Robbins welcomes UA freshmen during dorm move-in
UA President Dr. Robert Robbins walks Kelsey Kistner, center, to her new dorm room at Arbol de la Vida during UA Move-in day on Wednesday, Aug. 16.
The class of 2021 began its careers in earnest on Wednesday as UA President Dr. Robert Robbins helped meet and move students into their dorms. Teams of volunteers, resident assistants and administrators greeted the incoming freshmen all over campus.
Dr. Robbins, whose duties began June 1, spoke to reporters between trips up to rooms at the Arbol de la Vida residence hall. He said his presence was symbolic, a gesture to set both parents and students at ease.
“I hope we deliver confidence to the parents that we are the surrogate parents and help take care of their students,” Dr. Robbins said.
He wanted the community to know that his presence on campus would be ubiquitous, even after he moves out of his current apartment nearby.
“I am going to try to live as close to the campus as I can,” he said, while bemoaning the lack of an on-campus president’s residence.
Present for the 7 a.m. early arrivals, Robbins helped three female students move into their new homes for the term. He expressed a pleasant surprise at their chosen paths — all STEM majors.
“I mean, incredible students, incredible people, great families and I’m just so appreciative that they choose the University of Arizona,” Robbins said.
Biochemistry freshman Mandy Ba drove with her parents from California. After a scheduling mixup that placed the Ba’s in Tucson a day early, Ba was eager to see her new home, Arbol de la Vida, which is one of the exclusive Honors-only dorms.

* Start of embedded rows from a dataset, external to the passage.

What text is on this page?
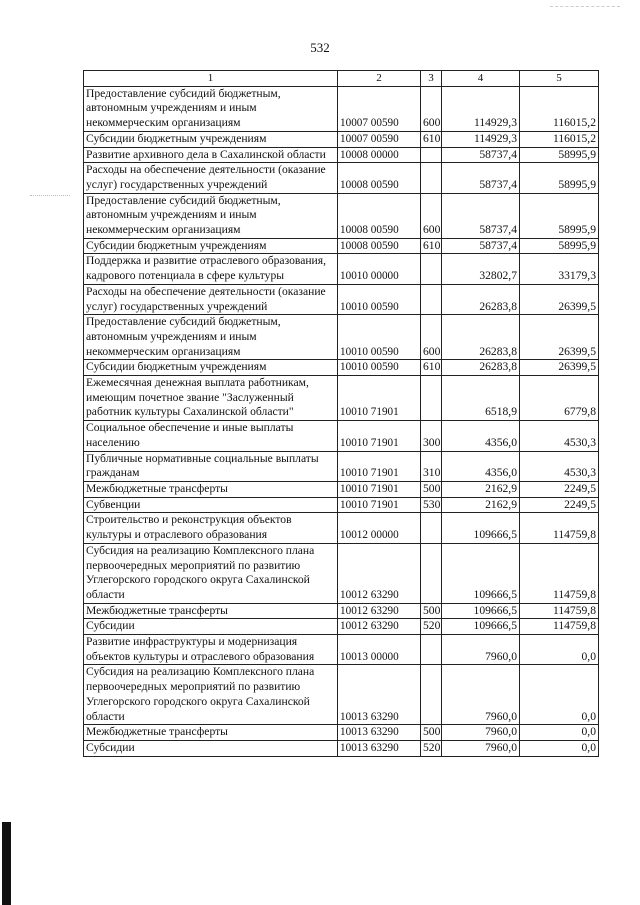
532
1	2	3	4	5
Предоставление субсидий бюджетным, автономным учреждениям и иным некоммерческим организациям	10007 00590	600	114929,3	116015,2
Субсидии бюджетным учреждениям	10007 00590	610	114929,3	116015,2
Развитие архивного дела в Сахалинской области	10008 00000		58737,4	58995,9
Расходы на обеспечение деятельности (оказание услуг) государственных учреждений	10008 00590		58737,4	58995,9
Предоставление субсидий бюджетным, автономным учреждениям и иным некоммерческим организациям	10008 00590	600	58737,4	58995,9
Субсидии бюджетным учреждениям	10008 00590	610	58737,4	58995,9
Поддержка и развитие отраслевого образования, кадрового потенциала в сфере культуры	10010 00000		32802,7	33179,3
Расходы на обеспечение деятельности (оказание услуг) государственных учреждений	10010 00590		26283,8	26399,5
Предоставление субсидий бюджетным, автономным учреждениям и иным некоммерческим организациям	10010 00590	600	26283,8	26399,5
Субсидии бюджетным учреждениям	10010 00590	610	26283,8	26399,5
Ежемесячная денежная выплата работникам, имеющим почетное звание "Заслуженный работник культуры Сахалинской области"	10010 71901		6518,9	6779,8
Социальное обеспечение и иные выплаты населению	10010 71901	300	4356,0	4530,3
Публичные нормативные социальные выплаты гражданам	10010 71901	310	4356,0	4530,3
Межбюджетные трансферты	10010 71901	500	2162,9	2249,5
Субвенции	10010 71901	530	2162,9	2249,5
Строительство и реконструкция объектов культуры и отраслевого образования	10012 00000		109666,5	114759,8
Субсидия на реализацию Комплексного плана первоочередных мероприятий по развитию Углегорского городского округа Сахалинской области	10012 63290		109666,5	114759,8
Межбюджетные трансферты	10012 63290	500	109666,5	114759,8
Субсидии	10012 63290	520	109666,5	114759,8
Развитие инфраструктуры и модернизация объектов культуры и отраслевого образования	10013 00000		7960,0	0,0
Субсидия на реализацию Комплексного плана первоочередных мероприятий по развитию Углегорского городского округа Сахалинской области	10013 63290		7960,0	0,0
Межбюджетные трансферты	10013 63290	500	7960,0	0,0
Субсидии	10013 63290	520	7960,0	0,0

“This was my first choice,” she said. “I did the essay and everything. So, I am absolutely very happy about that.”
While admitting to being nervous, Ba seemed to appreciate the smiles on all of the volunteers’ faces.
“At the UC schools, it’s like no one cares about you; you’re just here and you study by yourself,” she said. “But at UA, it seems like everyone is like ‘Welcome,’” Ba said.
That sort of reaction is what RA and pre-public health sophomore Carly Connell was hoping for. After living in Arbol de la Vida last year, she decided to become an RA to help build a closer community. With move-in being the first impression, Connell said she hoped students felt welcomed.
“I think a really big part of it is, the first thing they see is a smiling face,” she said. “Because I think moving to a new place can be stressful. And having people who know the system, who are friendly and excited to see them, will really help them feel at home as soon as possible.”
Even with all the hustle and bustle of the week, Robbins said he hoped a message of open possibility would inspire students. In return, he promised a long-lasting tie to the UA community.
“We care that we are going to be here not just today but for their entire four years,” he said. “And then, you know, be there for them hopefully for the next 40 after they leave here, because we really want to keep connected to our students and our alumni.”